To help keep a lean workspace, I remove references to blobs which are no longer needed in my release. The blobs remain untouched in the blobstore/S3, but as far as my local bosh
command cares about, it doesn't need to keep local copies. One option for pruning is to manually edit config/blobs.yml
and remove the old references (and then run bosh sync blobs
to update blobs/
). However, I tend to go the other direction - interactively or with shell scripts – removing files from blobs/
and then updating blobs.yml
with this command...
for FILE in $( grep -E '^[^ ].+:$' config/blobs.yml | tr -d ':' ) ; do
[ -e "blobs/${FILE}" ] || sed -i '' -E -e "\\#^${FILE}:\$#{N;N;N;d;}" config/blobs.yml
done
Once they're gone from blobs.yml
I can commit the changes and know that the next time I need to clone/sync into a new workspace it'll be faster.

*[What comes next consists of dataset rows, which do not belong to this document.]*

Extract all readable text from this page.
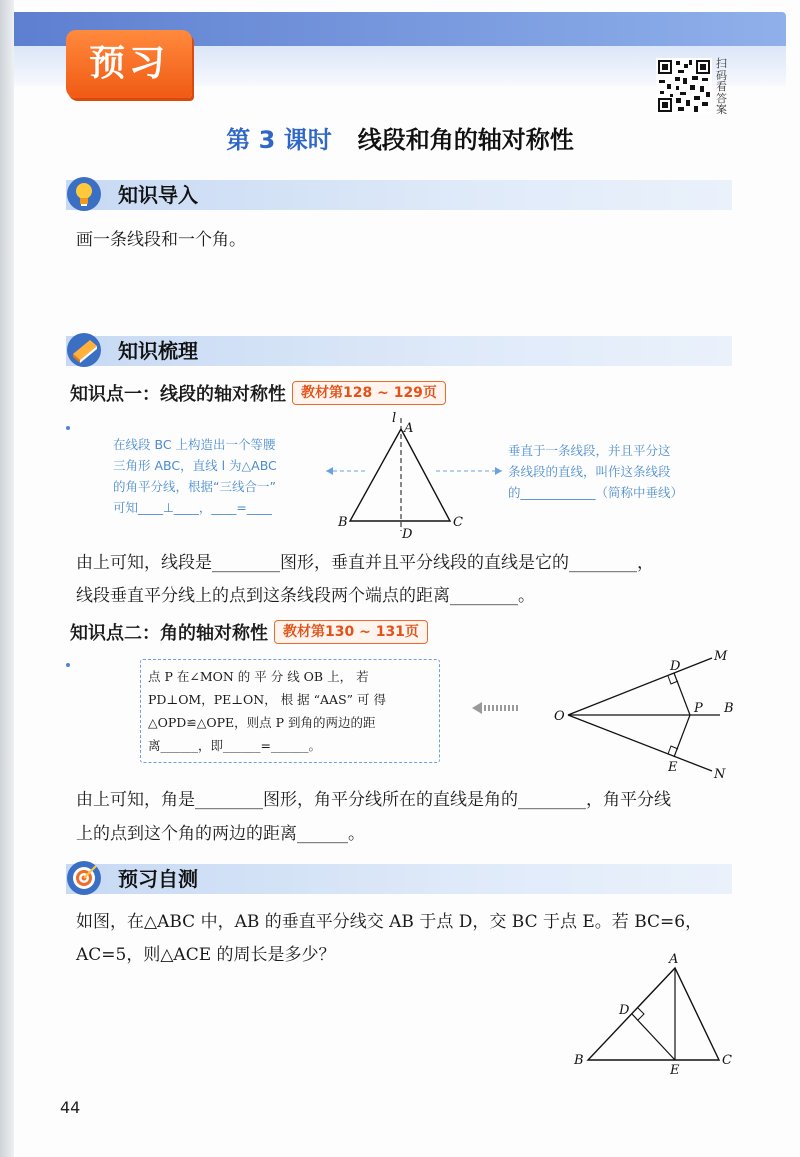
预习	扫码看答案
第 3 课时 线段和角的轴对称性
知识导入
画一条线段和一个角。
知识梳理
知识点一：线段的轴对称性 教材第128 ~ 129页
在线段 BC 上构造出一个等腰
三角形 ABC，直线 l 为△ABC
的角平分线，根据“三线合一”
可知____⊥____，____=____
垂直于一条线段，并且平分这
条线段的直线，叫作这条线段
的____________（简称中垂线）
l
A
B	C
D
由上可知，线段是________图形，垂直并且平分线段的直线是它的________，
线段垂直平分线上的点到这条线段两个端点的距离________。
知识点二：角的轴对称性 教材第130 ~ 131页
点 P 在∠MON 的 平 分 线 OB 上， 若
PD⊥OM，PE⊥ON， 根 据 “AAS” 可 得
△OPD≌△OPE，则点 P 到角的两边的距
离______，即______=______。
O
M
N
D
E
P B
由上可知，角是________图形，角平分线所在的直线是角的________，角平分线
上的点到这个角的两边的距离______。
预习自测
如图，在△ABC 中，AB 的垂直平分线交 AB 于点 D，交 BC 于点 E。若 BC=6，
AC=5，则△ACE 的周长是多少？	A
B	C
D
E
44
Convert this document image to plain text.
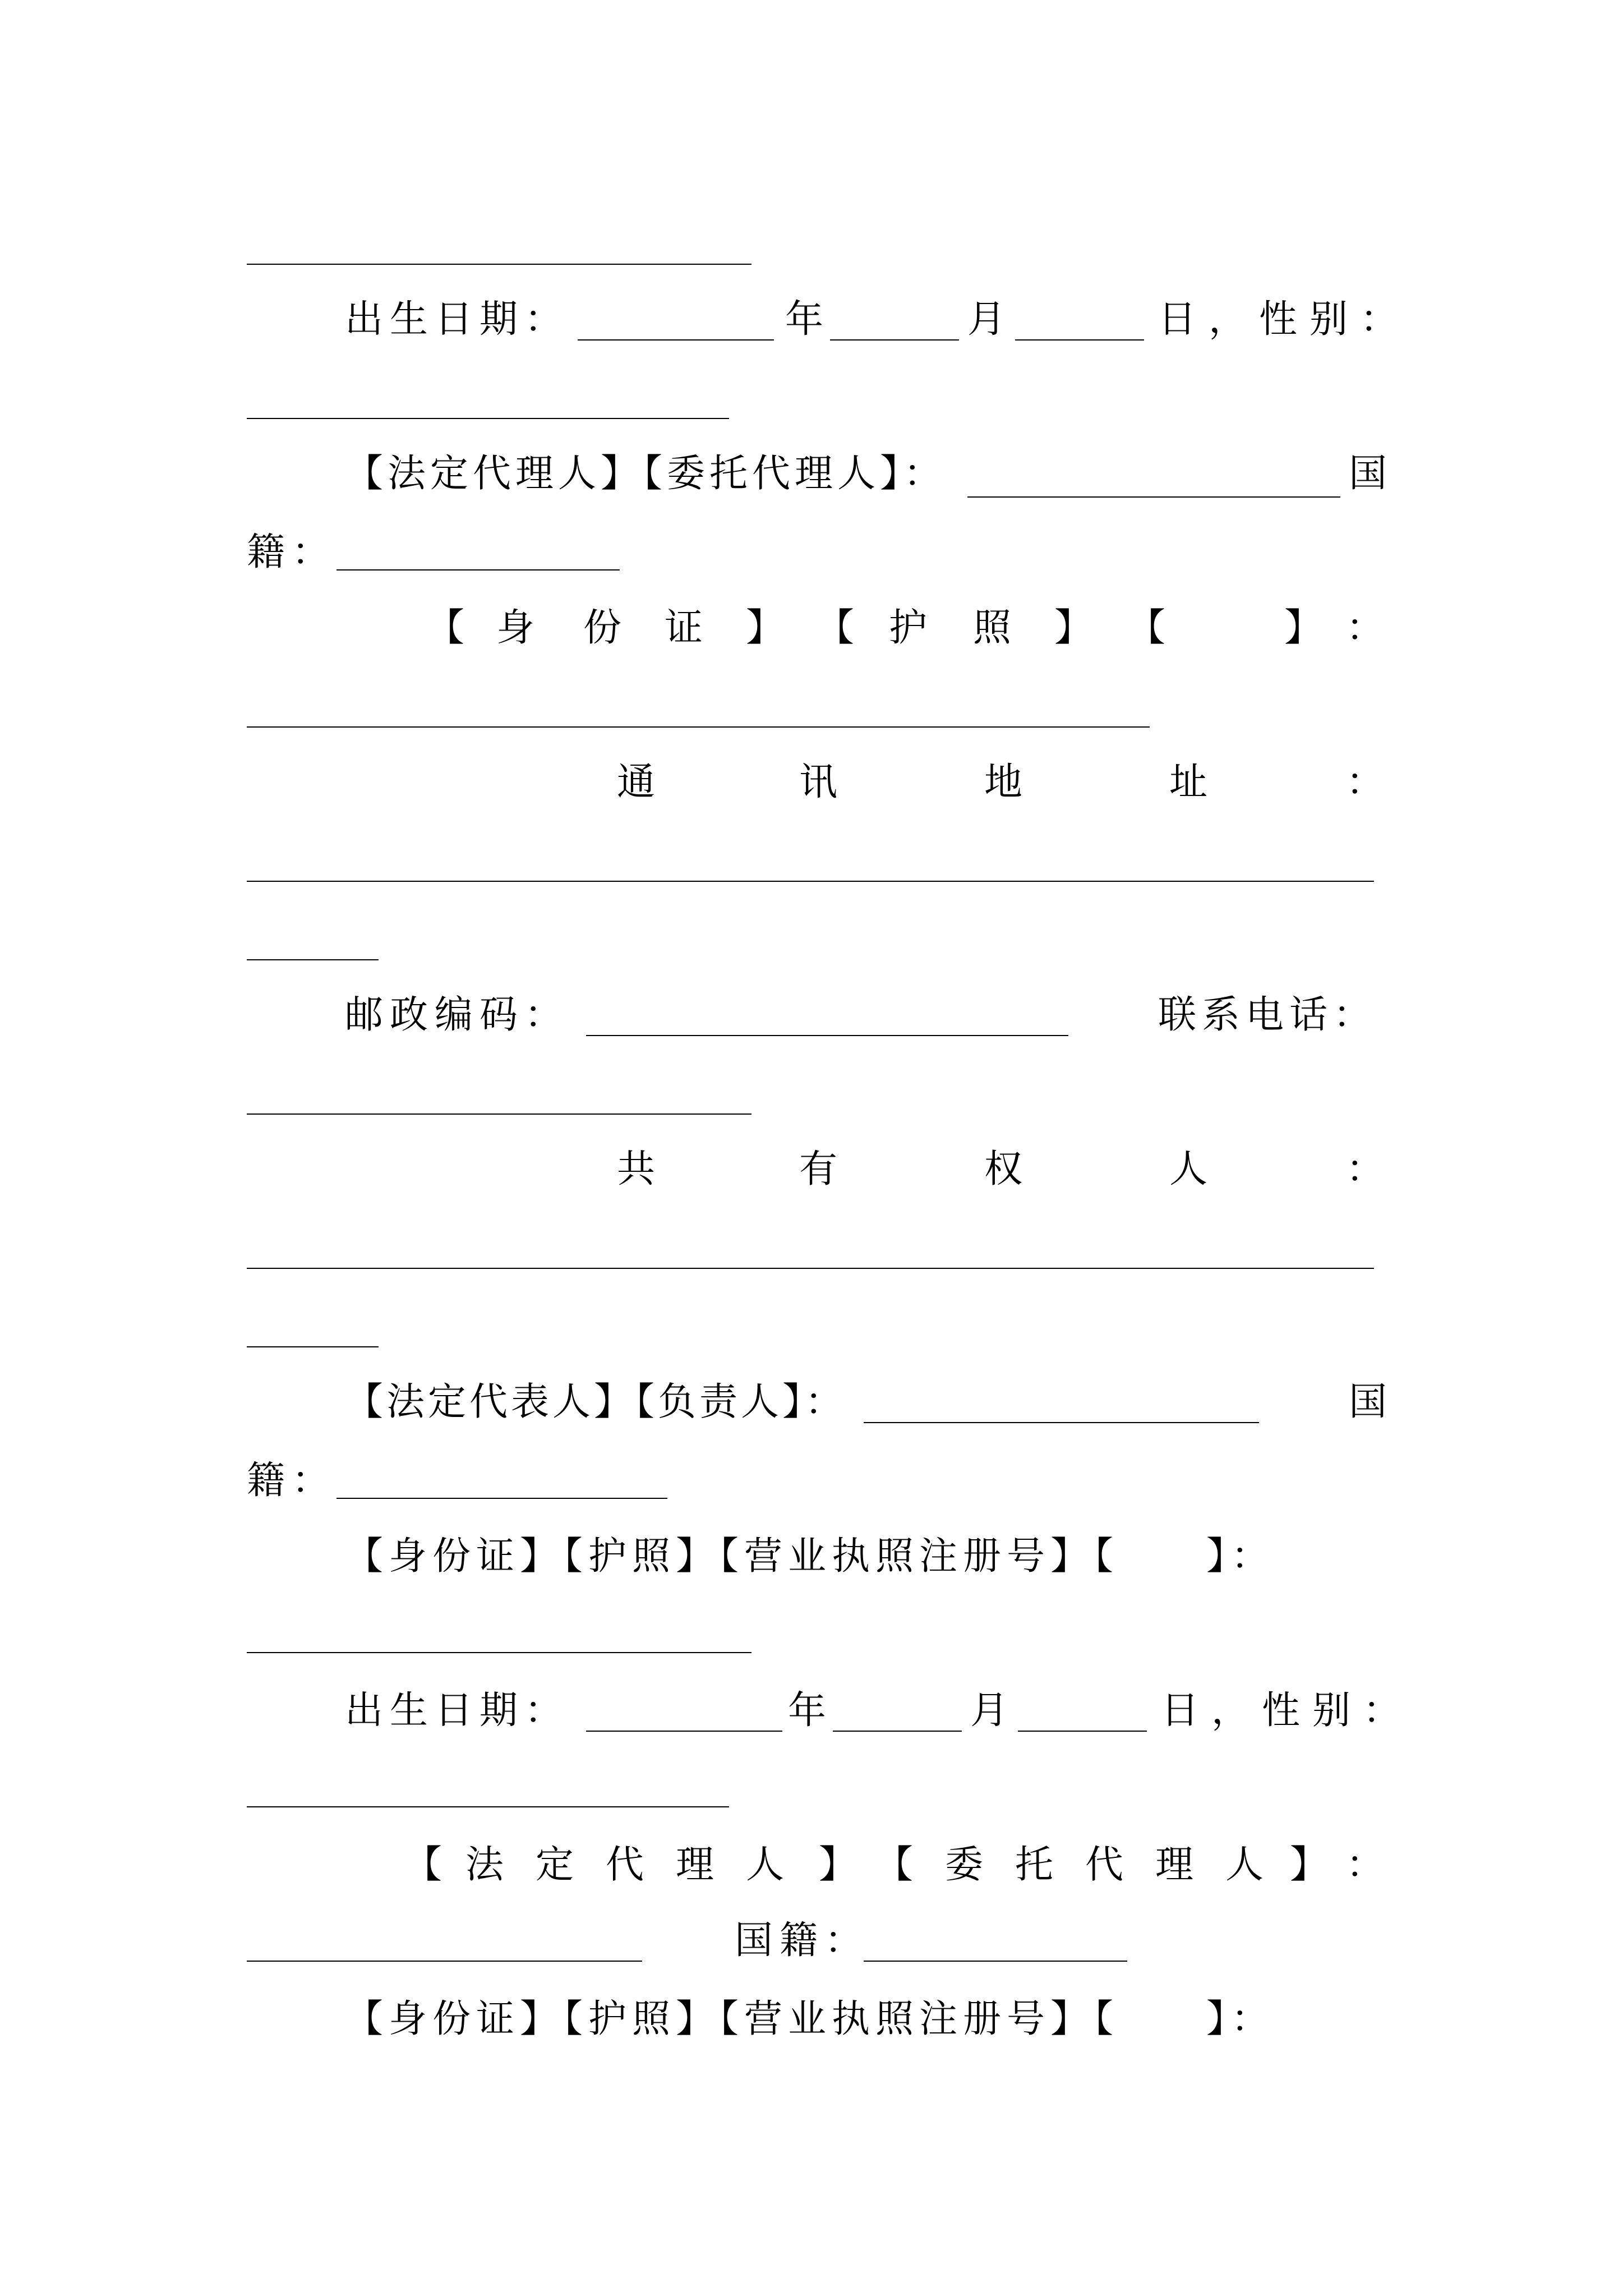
出生日期：	年	月	日，性别：
【法定代理人】【委托代理人】：	国
籍：
【 身 份 证 】 【 护 照 】 【	】 ：
通	讯	地	址	：
邮政编码：	联系电话：
共	有	权	人	：
【法定代表人】【负责人】：	国
籍：
【身份证】【护照】【营业执照注册号】【　　】：
出生日期：	年	月	日，性别：
【 法 定 代 理 人 】 【 委 托 代 理 人 】 ：
国籍：
【身份证】【护照】【营业执照注册号】【　　】：
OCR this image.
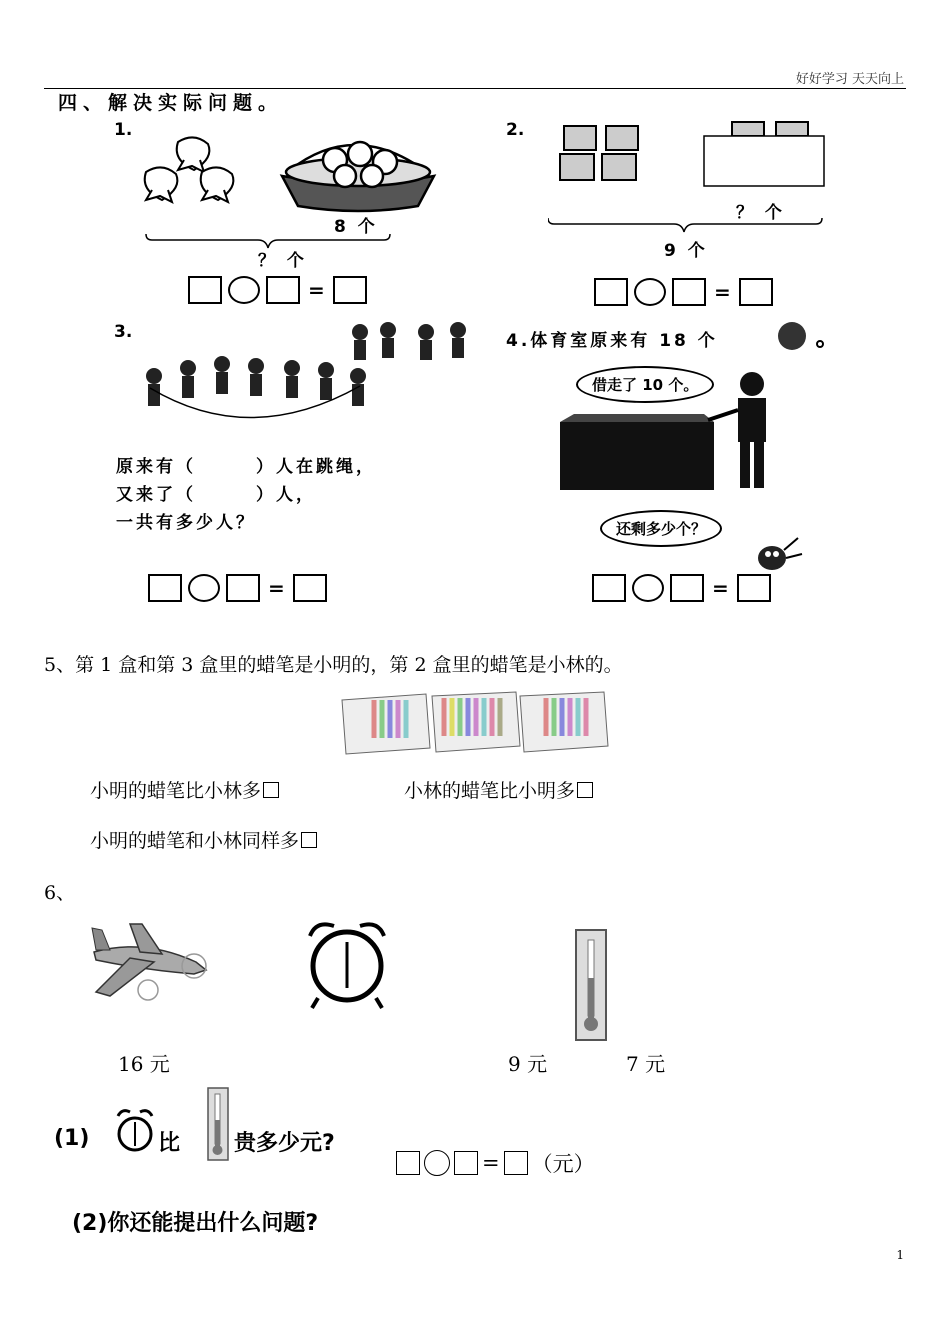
好好学习 天天向上
四、解决实际问题。
1.
8 个
？ 个
=
2.
？ 个
9 个
=
3.
原来有（　　　）人在跳绳，
又来了（　　　）人，
一共有多少人？
=
4.体育室原来有 18 个
借走了 10 个。
还剩多少个？
=
5、第 1 盒和第 3 盒里的蜡笔是小明的，第 2 盒里的蜡笔是小林的。
小明的蜡笔比小林多	小林的蜡笔比小明多
小明的蜡笔和小林同样多
6、
16 元	9 元	7 元
(1)	比 贵多少元?
= （元）
(2)你还能提出什么问题?
1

git commit -om 'Prune old blob references' config/blobs.yml
But... while those blobs are no longer listed in config/blobs.yml
and they are no longer in blobs/
, the blob still exists in the .blobs
directory where bosh
keeps an original copy. I can remove unreferenced blobs from .blobs
with this command...
for BLOBSHA in $( find .blobs -type f ) ; do
grep -qE "^ sha:\s+$( basename $BLOBSHA )" config/blobs.yml || rm "$BLOBSHA"
done
Even though the blobs are now effectively gone, their references still exist in repository history. For example, if you wanted to rebuild your .blobs
cache directory you could loop through changes to blobs.yml
and rerun bosh sync blobs
to restore local copies...
for COMMIT in $( git rev-list --parents HEAD -- config/blobs.yml | cut -d" " -f1 ; git rev-parse HEAD ) ; do
git checkout "$COMMIT" config/blobs.yml
bosh sync blobs
done
As an example, here's a before and after of cleaning up blobs in my long-running logsearch-boshrelease workspace...
$
du -sh .blobs/ | cut -f1
904M
...cleanup...
$
du -sh .blobs/ | cut -f1
168M